A ofensiva israelense fez a União Europeia pedir “a todos os atores externos” respeito à soberania da Síria. Em um comunicado, o bloco também afirmou estar alarmado diante dos confrontos, exigindo a proteção da população civil e o fim “do discurso de ódio e da retórica sectária”.
Questionado sobre o assunto, o secretário de Estado americano, Marco Rubio, afirmou que os Estados Unidos estão preocupados. “Vamos trabalhar nessa questão neste momento. Acabei de desligar o telefone com as partes envolvidas”, afirmou. Segundo Rubio, a situação “é uma ameaça direta aos esforços para ajudar a construir uma Síria pacífica e estável”. O secretário afirmou que o governo Trump mantém conversa com os governos israelense e sírio sobre o conflito.
Já o Ministério de Relações Exteriores da Turquia afirmou que os ataques israelenses visam sabotar os esforços para estabelecer a paz e a segurança na Síria, que teve uma uma oportunidade histórica de se integrar ao mundo após a deposição de Assad, segundo o comunicado.
Em paralelo, o Ministério de Relações Exteriores dos Emirados Árabes Unidos condenaram os ataques afirmaram rejeitar totalmente qualquer violação da soberania da Síria.
O secretário-geral da ONU, António Guterres, por sua vez, condenou “a escalada dos bombardeios israelenses”, assim como “os relatos de que as forças de defesa israelenses foram realocadas para as Colinas de Golã”, disse seu porta-voz, Stephane Dujarric, em um comunicado.

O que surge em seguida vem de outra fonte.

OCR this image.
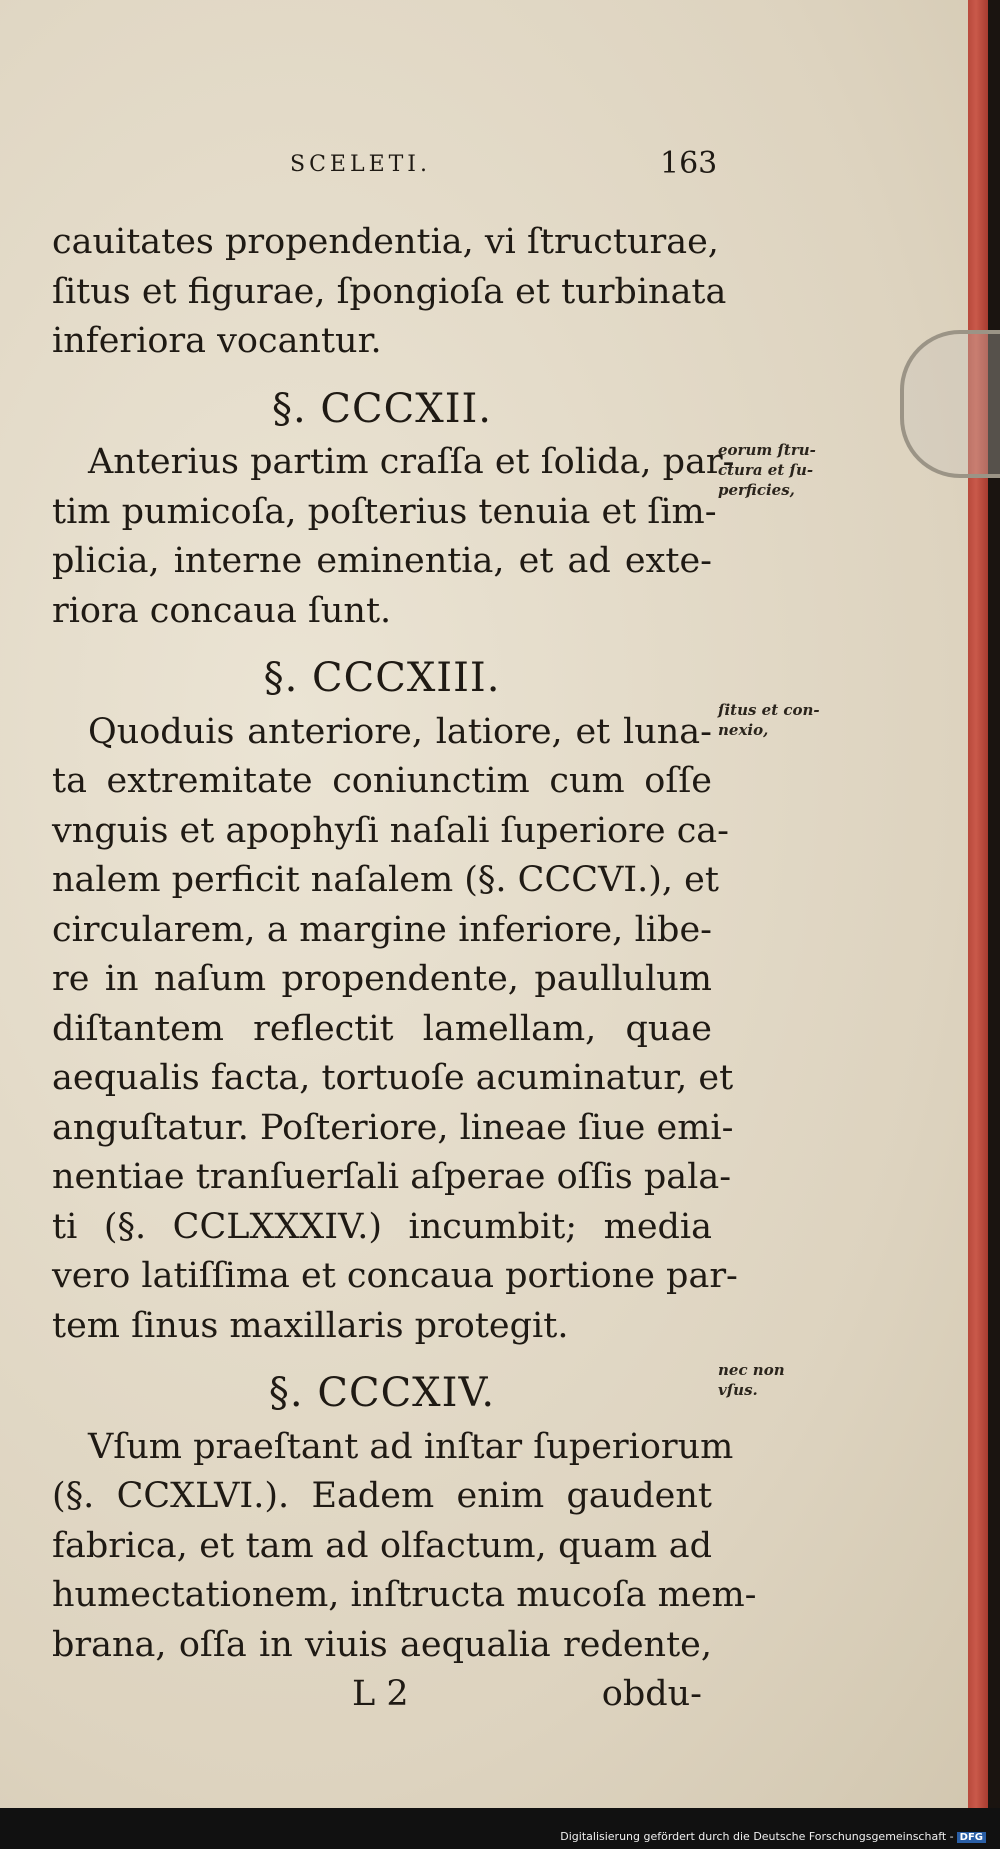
SCELETI.	163
cauitates propendentia, vi ſtructurae,
ſitus et figurae, ſpongioſa et turbinata
inferiora vocantur.
§. CCCXII.
Anterius partim craſſa et ſolida, par-
tim pumicoſa, poſterius tenuia et ſim-
plicia, interne eminentia, et ad exte-
riora concaua ſunt.
§. CCCXIII.
Quoduis anteriore, latiore, et luna-
ta extremitate coniunctim cum oſſe
vnguis et apophyſi naſali ſuperiore ca-
nalem perficit naſalem (§. CCCVI.), et
circularem, a margine inferiore, libe-
re in naſum propendente, paullulum
diſtantem reflectit lamellam, quae
aequalis facta, tortuoſe acuminatur, et
anguſtatur. Poſteriore, lineae ſiue emi-
nentiae tranſuerſali aſperae oſſis pala-
ti (§. CCLXXXIV.) incumbit; media
vero latiſſima et concaua portione par-
tem ſinus maxillaris protegit.
§. CCCXIV.
Vſum praeſtant ad inſtar ſuperiorum
(§. CCXLVI.). Eadem enim gaudent
fabrica, et tam ad olfactum, quam ad
humectationem, inſtructa mucoſa mem-
brana, oſſa in viuis aequalia redente,
L 2	obdu-
eorum ſtru-
ctura et ſu-
perficies,
ſitus et con-
nexio,
nec non
vſus.
Digitalisierung gefördert durch die Deutsche Forschungsgemeinschaft - DFG
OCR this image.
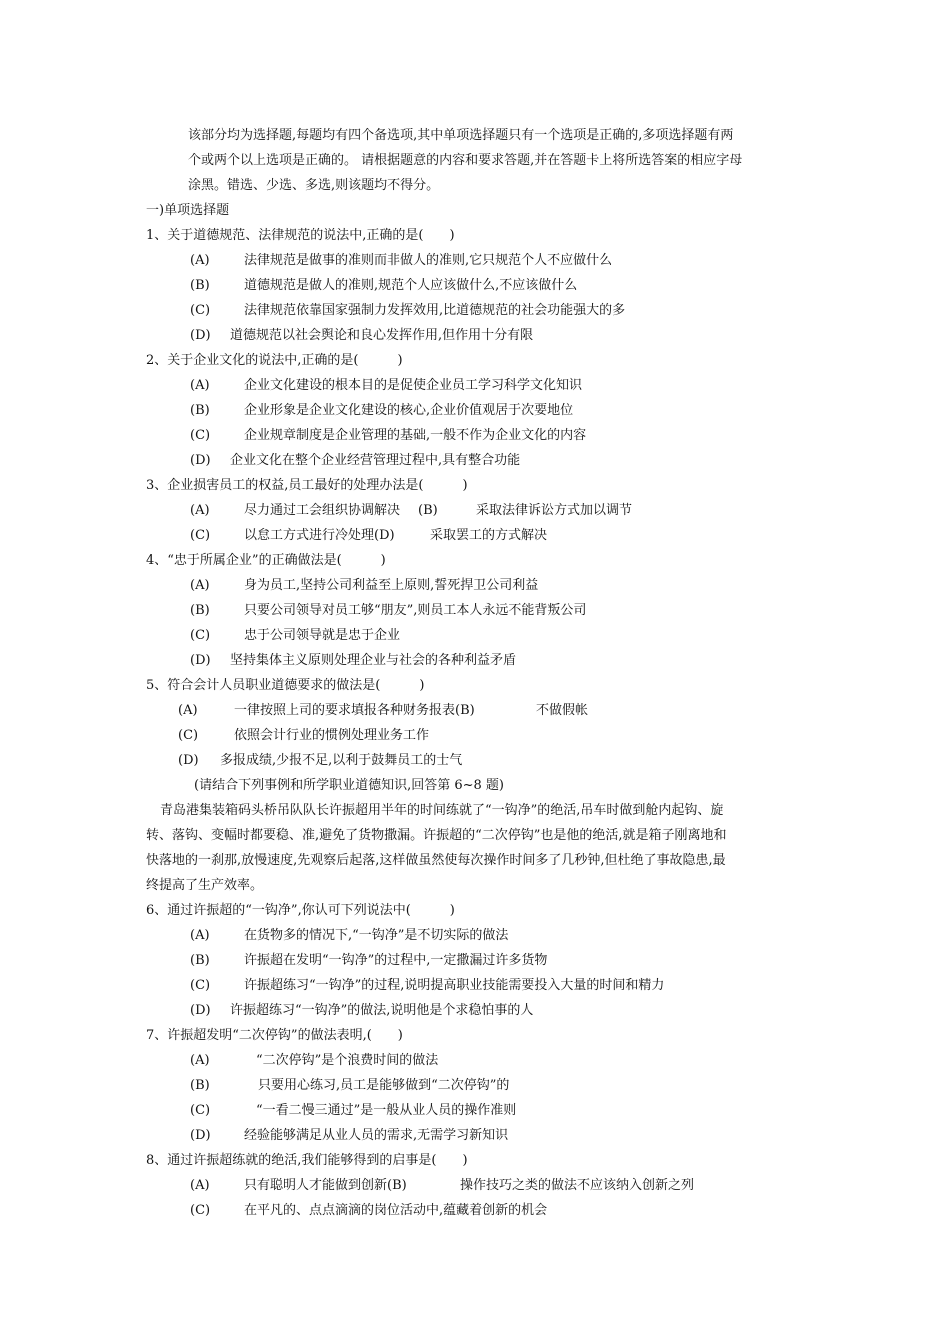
该部分均为选择题,每题均有四个备选项,其中单项选择题只有一个选项是正确的,多项选择题有两
个或两个以上选项是正确的。 请根据题意的内容和要求答题,并在答题卡上将所选答案的相应字母
涂黑。错选、少选、多选,则该题均不得分。
一)单项选择题
1、关于道德规范、法律规范的说法中,正确的是(　　)
(A)	法律规范是做事的准则而非做人的准则,它只规范个人不应做什么
(B)	道德规范是做人的准则,规范个人应该做什么,不应该做什么
(C)	法律规范依靠国家强制力发挥效用,比道德规范的社会功能强大的多
(D) 道德规范以社会舆论和良心发挥作用,但作用十分有限
2、关于企业文化的说法中,正确的是(　　　)
(A)	企业文化建设的根本目的是促使企业员工学习科学文化知识
(B)	企业形象是企业文化建设的核心,企业价值观居于次要地位
(C)	企业规章制度是企业管理的基础,一般不作为企业文化的内容
(D) 企业文化在整个企业经营管理过程中,具有整合功能
3、企业损害员工的权益,员工最好的处理办法是(　　　)
(A)	尽力通过工会组织协调解决 (B)	采取法律诉讼方式加以调节
(C)	以怠工方式进行冷处理(D)	采取罢工的方式解决
4、“忠于所属企业”的正确做法是(　　　)
(A)	身为员工,坚持公司利益至上原则,誓死捍卫公司利益
(B)	只要公司领导对员工够“朋友”,则员工本人永远不能背叛公司
(C)	忠于公司领导就是忠于企业
(D) 坚持集体主义原则处理企业与社会的各种利益矛盾
5、符合会计人员职业道德要求的做法是(　　　)
(A)	一律按照上司的要求填报各种财务报表(B)	不做假帐
(C)	依照会计行业的惯例处理业务工作
(D) 多报成绩,少报不足,以利于鼓舞员工的士气
(请结合下列事例和所学职业道德知识,回答第 6~8 题)
青岛港集装箱码头桥吊队队长许振超用半年的时间练就了“一钩净”的绝活,吊车时做到舱内起钩、旋
转、落钩、变幅时都要稳、准,避免了货物撒漏。许振超的“二次停钩”也是他的绝活,就是箱子刚离地和
快落地的一刹那,放慢速度,先观察后起落,这样做虽然使每次操作时间多了几秒钟,但杜绝了事故隐患,最
终提高了生产效率。
6、通过许振超的“一钩净”,你认可下列说法中(　　　)
(A)	在货物多的情况下,“一钩净”是不切实际的做法
(B)	许振超在发明“一钩净”的过程中,一定撒漏过许多货物
(C)	许振超练习“一钩净”的过程,说明提高职业技能需要投入大量的时间和精力
(D) 许振超练习“一钩净”的做法,说明他是个求稳怕事的人
7、许振超发明“二次停钩”的做法表明,(　　)
(A)	“二次停钩”是个浪费时间的做法
(B)	只要用心练习,员工是能够做到“二次停钩”的
(C)	“一看二慢三通过”是一般从业人员的操作准则
(D)	经验能够满足从业人员的需求,无需学习新知识
8、通过许振超练就的绝活,我们能够得到的启事是(　　)
(A)	只有聪明人才能做到创新(B)	操作技巧之类的做法不应该纳入创新之列
(C)	在平凡的、点点滴滴的岗位活动中,蕴藏着创新的机会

Na segunda (14), o governo sírio já haviam enviado tropas à região de Sweida para conter os combates entre drusos e beduínos, que começaram no domingo após o sequestro de um comerciante de verduras do primeiro grupo druso e desencadeou uma série de raptos como represália, segundo a versão do OSDH (Observatório Sírio de Direitos Humanos, uma ONG sediada no Reino Unido).
As forças sírias, no entanto, acabaram entrando em confronto com as milícias drusas. O observatório, testemunhas e drusos acusam as forças sírias de uma intervenção conjunta com beduínos.
Segundo o OSDH, pelo menos 302 pessoas morreram na província síria de Sweida até agora. O balanço inclui 109 membros da minoria drusa, que tem forte presença na região, 175 agentes das forças de segurança do governo e 18 combatentes beduínos.